Once on the island, Malta’s indiscriminate detention policy is particularly detrimental to migrants on the island. For most immigrants in Malta it is difficult to comprehend how a European country, which upholds human rights and the rule of law, can put migrants in prison even though they have committed no crime. Immigrants in Malta often highlight that they fled from countries where their basic rights were abused only to find themselves in a country where their human rights are also violated in the form of arbitrary detention. Moreover, even though the conditions in Malta’s detention centres have improved in recent years, migrants in Malta continue to condemn shortcomings in this area, such as the insufficiency of basic health care provision in detention, the substandard quality of food, and the almost complete absence of opportunities for migrants to engage in meaningful activities while in detention (authors’ interview with migrants in Malta, 2011).

Finally, and at least partly as a result of the absence of migrant integration policies in Malta, the large majority of migrants feel they have practically no prospects of starting a meaningful life in Malta. Similarly, the possibilities of finding adequate employment in Malta are very scarce. As has been pointed out by a recent study on the situation of migrants in the Maltese labour market, immigrants generally have access to only a very limited number of jobs. Moreover, these tend to be jobs, which ‘offer the lowest wages, which are the most difficult from a physical point of view, and which have a negative image attached to them (for example collecting refuse)’ (Suban 2012).

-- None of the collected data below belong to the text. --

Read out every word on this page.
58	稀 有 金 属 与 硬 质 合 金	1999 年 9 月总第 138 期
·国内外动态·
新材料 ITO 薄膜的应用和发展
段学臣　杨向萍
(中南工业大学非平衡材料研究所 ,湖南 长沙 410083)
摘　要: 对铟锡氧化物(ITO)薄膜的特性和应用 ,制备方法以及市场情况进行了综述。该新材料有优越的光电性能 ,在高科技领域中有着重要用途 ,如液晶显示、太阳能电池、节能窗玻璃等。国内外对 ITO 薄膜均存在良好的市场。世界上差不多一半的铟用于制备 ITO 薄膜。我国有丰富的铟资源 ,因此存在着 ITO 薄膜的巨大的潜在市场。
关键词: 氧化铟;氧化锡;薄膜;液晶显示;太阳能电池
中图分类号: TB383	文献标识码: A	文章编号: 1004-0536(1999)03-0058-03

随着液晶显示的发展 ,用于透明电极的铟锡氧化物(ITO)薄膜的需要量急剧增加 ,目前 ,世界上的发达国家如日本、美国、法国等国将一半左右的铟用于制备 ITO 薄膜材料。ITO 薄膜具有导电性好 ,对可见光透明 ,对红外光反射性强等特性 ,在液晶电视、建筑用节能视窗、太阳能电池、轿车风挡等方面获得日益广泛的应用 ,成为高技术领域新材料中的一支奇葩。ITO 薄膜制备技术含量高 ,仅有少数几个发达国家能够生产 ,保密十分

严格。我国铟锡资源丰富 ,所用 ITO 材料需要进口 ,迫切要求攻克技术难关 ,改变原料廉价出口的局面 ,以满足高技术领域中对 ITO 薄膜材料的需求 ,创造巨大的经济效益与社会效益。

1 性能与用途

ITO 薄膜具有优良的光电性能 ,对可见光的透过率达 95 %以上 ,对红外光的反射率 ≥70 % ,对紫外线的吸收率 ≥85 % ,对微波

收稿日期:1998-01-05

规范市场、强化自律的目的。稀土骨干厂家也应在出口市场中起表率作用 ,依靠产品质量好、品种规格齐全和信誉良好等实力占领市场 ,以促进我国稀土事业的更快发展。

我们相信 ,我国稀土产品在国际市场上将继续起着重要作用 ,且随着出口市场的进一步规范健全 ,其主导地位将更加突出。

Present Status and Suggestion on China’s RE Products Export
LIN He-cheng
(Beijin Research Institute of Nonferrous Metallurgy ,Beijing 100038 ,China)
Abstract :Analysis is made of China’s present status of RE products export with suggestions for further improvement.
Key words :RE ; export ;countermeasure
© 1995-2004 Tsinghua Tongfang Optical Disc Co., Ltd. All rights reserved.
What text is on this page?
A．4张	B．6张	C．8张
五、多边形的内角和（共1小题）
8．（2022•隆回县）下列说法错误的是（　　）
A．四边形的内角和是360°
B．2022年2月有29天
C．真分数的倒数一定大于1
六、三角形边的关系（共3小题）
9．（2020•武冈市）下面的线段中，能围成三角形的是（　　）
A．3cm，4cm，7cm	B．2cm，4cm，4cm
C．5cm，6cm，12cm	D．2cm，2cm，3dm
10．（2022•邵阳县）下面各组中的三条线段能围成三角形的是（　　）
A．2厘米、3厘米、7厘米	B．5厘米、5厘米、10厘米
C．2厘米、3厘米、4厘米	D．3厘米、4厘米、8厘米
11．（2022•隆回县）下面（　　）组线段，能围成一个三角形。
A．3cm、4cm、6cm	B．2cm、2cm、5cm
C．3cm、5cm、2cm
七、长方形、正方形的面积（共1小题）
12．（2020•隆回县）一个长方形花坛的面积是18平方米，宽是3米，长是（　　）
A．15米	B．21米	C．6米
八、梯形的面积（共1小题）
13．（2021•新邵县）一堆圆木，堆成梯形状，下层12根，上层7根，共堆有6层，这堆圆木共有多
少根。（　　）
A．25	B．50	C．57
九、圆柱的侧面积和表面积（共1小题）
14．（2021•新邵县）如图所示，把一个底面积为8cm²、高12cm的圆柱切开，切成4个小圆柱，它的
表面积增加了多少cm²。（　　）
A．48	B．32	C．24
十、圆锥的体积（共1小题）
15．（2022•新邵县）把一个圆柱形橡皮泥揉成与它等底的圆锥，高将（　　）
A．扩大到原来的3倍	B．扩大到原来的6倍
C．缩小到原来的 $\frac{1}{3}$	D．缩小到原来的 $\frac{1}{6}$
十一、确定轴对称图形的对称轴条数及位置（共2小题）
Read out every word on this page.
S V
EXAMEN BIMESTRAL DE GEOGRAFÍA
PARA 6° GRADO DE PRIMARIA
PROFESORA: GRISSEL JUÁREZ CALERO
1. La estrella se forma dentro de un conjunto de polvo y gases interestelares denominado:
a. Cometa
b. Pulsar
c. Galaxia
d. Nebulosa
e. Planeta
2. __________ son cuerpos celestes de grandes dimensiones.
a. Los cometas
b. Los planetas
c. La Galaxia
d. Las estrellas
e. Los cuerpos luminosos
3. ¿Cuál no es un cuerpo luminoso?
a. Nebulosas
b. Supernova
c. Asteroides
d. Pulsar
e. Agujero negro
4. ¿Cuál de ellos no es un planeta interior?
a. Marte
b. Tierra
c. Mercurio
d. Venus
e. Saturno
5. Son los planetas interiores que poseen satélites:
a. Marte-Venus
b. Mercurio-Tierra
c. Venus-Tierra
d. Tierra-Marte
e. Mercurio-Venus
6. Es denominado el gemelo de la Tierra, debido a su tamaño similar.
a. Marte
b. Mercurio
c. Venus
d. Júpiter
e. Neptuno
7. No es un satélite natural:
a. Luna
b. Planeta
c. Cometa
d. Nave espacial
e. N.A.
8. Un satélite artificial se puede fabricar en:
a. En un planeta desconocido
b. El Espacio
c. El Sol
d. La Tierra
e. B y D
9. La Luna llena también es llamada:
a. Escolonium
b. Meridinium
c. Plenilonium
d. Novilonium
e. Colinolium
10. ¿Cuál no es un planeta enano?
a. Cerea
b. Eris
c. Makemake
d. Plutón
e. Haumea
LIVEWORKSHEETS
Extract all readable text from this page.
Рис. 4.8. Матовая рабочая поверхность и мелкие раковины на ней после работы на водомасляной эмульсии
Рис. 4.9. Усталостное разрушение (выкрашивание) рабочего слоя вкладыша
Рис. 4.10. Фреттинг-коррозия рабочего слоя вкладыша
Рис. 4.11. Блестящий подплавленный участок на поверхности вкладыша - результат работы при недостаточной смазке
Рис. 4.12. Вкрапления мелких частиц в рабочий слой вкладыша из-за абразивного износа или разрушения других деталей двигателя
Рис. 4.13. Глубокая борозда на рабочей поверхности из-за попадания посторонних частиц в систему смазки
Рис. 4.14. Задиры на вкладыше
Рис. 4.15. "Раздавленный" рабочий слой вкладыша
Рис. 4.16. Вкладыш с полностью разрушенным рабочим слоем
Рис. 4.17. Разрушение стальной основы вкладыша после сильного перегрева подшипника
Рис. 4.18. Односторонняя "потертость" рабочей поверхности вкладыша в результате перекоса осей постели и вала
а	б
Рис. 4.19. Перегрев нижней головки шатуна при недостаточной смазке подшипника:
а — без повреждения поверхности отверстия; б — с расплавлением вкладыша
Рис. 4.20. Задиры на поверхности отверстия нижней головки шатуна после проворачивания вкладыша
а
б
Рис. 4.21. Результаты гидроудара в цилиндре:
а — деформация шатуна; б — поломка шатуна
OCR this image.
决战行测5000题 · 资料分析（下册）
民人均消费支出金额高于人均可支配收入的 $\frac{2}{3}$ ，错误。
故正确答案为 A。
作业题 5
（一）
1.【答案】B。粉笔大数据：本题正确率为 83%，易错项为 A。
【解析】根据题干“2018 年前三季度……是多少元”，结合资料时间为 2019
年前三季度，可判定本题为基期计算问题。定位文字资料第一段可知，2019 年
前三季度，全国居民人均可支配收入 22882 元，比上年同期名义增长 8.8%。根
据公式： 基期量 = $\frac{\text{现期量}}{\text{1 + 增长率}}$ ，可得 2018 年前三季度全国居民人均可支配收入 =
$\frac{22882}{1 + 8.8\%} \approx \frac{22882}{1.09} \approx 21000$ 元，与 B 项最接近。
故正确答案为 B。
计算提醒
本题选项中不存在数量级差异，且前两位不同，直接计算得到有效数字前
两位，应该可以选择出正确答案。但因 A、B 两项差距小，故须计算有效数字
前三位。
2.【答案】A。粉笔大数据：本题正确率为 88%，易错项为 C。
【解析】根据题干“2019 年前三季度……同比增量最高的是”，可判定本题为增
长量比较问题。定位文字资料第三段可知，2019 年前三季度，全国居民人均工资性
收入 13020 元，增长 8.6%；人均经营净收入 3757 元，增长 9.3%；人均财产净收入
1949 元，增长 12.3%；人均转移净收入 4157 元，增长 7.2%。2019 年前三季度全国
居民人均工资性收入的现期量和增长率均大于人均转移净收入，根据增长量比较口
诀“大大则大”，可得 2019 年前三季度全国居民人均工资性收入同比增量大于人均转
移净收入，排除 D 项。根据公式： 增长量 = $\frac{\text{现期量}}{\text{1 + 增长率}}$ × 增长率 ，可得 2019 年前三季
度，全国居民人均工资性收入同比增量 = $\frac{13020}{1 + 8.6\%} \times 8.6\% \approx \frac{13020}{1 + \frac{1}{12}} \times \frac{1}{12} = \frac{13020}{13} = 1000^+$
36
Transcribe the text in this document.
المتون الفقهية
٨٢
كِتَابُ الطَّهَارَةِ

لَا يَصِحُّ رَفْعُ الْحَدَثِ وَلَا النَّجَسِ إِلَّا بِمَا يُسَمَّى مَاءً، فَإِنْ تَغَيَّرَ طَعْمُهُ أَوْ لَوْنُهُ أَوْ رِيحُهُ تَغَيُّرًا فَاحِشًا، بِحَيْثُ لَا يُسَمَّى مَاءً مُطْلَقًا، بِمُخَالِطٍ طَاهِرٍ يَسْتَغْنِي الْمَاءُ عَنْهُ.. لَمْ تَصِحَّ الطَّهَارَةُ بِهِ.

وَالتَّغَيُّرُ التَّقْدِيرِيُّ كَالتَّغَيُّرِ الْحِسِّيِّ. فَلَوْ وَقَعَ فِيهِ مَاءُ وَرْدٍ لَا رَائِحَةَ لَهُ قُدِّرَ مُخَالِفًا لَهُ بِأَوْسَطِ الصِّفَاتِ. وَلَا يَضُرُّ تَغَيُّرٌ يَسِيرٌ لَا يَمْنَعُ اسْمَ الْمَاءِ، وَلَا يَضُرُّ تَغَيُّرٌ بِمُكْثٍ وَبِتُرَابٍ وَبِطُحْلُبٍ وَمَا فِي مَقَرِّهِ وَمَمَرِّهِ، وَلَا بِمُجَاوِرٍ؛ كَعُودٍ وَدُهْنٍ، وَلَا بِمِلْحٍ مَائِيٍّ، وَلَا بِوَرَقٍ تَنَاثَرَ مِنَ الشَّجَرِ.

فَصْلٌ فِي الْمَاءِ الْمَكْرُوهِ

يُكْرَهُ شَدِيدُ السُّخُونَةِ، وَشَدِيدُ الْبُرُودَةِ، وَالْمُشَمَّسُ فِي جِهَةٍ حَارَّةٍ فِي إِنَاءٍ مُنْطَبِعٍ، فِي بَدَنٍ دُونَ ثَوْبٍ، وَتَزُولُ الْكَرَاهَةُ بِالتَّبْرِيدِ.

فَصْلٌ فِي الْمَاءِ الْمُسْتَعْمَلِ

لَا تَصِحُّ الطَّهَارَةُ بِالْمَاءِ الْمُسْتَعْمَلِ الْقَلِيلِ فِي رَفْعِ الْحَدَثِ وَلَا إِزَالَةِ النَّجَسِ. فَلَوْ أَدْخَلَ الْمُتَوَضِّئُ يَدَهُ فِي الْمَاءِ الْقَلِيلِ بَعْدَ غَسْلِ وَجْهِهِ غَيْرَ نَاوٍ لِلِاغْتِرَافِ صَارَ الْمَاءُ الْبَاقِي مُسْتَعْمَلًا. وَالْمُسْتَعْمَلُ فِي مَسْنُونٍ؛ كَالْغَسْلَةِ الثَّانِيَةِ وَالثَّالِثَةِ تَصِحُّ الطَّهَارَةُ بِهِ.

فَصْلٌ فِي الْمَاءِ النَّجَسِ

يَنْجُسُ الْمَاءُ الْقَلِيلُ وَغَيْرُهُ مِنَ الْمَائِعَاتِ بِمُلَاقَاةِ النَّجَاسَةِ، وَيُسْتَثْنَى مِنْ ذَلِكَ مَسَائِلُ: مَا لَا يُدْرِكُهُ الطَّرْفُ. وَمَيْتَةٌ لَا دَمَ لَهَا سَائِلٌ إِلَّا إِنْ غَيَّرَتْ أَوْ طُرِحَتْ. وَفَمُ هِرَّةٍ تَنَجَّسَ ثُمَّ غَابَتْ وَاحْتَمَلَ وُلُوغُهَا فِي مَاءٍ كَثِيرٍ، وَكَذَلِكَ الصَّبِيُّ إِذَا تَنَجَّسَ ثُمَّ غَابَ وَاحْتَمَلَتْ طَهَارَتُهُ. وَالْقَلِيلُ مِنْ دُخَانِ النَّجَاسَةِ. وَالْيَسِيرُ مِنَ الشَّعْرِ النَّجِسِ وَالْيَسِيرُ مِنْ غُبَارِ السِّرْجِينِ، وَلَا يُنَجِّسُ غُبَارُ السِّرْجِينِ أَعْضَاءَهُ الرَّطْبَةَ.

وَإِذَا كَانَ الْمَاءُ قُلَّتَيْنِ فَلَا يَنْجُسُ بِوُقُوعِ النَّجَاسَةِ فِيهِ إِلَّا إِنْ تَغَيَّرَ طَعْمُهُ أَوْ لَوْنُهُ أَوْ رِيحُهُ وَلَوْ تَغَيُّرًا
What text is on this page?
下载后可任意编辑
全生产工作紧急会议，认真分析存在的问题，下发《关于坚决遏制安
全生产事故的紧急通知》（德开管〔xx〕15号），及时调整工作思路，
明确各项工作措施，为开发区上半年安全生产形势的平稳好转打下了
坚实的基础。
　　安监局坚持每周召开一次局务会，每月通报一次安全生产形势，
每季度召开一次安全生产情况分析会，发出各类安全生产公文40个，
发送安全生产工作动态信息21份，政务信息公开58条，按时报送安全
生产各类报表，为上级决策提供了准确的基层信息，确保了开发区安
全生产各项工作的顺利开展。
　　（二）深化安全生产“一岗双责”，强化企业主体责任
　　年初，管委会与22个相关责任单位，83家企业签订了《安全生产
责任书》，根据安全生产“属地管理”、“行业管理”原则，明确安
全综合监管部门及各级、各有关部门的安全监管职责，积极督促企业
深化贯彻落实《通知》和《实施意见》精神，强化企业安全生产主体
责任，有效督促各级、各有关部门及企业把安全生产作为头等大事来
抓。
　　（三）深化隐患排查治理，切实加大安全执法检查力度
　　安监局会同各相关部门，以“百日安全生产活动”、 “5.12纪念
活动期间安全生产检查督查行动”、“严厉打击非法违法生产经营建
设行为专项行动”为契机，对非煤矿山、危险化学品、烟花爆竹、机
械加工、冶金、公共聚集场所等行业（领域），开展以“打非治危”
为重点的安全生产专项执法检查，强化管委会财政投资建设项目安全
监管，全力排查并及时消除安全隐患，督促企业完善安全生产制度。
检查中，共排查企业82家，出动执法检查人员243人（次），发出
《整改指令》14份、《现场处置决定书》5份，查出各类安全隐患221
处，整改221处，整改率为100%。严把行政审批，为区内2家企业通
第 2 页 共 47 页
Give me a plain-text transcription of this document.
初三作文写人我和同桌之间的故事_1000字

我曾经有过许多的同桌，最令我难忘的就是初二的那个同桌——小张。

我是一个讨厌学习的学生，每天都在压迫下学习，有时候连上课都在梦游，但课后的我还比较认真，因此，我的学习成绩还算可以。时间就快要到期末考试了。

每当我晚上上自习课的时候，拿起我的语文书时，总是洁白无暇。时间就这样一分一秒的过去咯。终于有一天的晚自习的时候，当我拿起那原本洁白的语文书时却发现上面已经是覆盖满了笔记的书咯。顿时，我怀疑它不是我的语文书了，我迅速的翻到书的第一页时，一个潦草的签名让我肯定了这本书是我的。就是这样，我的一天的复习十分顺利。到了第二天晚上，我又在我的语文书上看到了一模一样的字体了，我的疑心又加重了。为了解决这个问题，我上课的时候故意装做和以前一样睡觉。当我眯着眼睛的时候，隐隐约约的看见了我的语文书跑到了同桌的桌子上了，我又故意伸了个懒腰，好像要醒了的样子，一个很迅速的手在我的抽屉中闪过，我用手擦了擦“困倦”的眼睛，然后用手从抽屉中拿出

Given their limited prospects in Malta, many migrants intend to leave the island in one way or another. While some hope to be included in a resettlement programme to another EU country or the USA, for which the waiting lists are usually many years long, it is very common for migrants in Malta to try their luck in other EU countries, despite the fact that this is prohibited under the aforementioned Dublin Regulation (author interviews with migrants in Malta, 2011). It is not known how many migrants who originally landed on Malta are living in other EU countries without authorisation, but the numbers are probably significant. One indication is the number of migrants returned to Malta from other EU countries. While official figures are difficult to ascertain, those published show an increase over the four years between 2006 and 2009: 59 in 2006, 37 in 2007, 131 in 2008, and 470 in 2009 (data provided to the author by the Ministry for Justice and Home Affairs, 2010; c.f. Eurostat). Although the number returned is low in absolute terms, the spectre of return remains a powerful reality in the lives of migrants and refugees in Malta, who report their frustration in being returned to a country that they feel does not want them.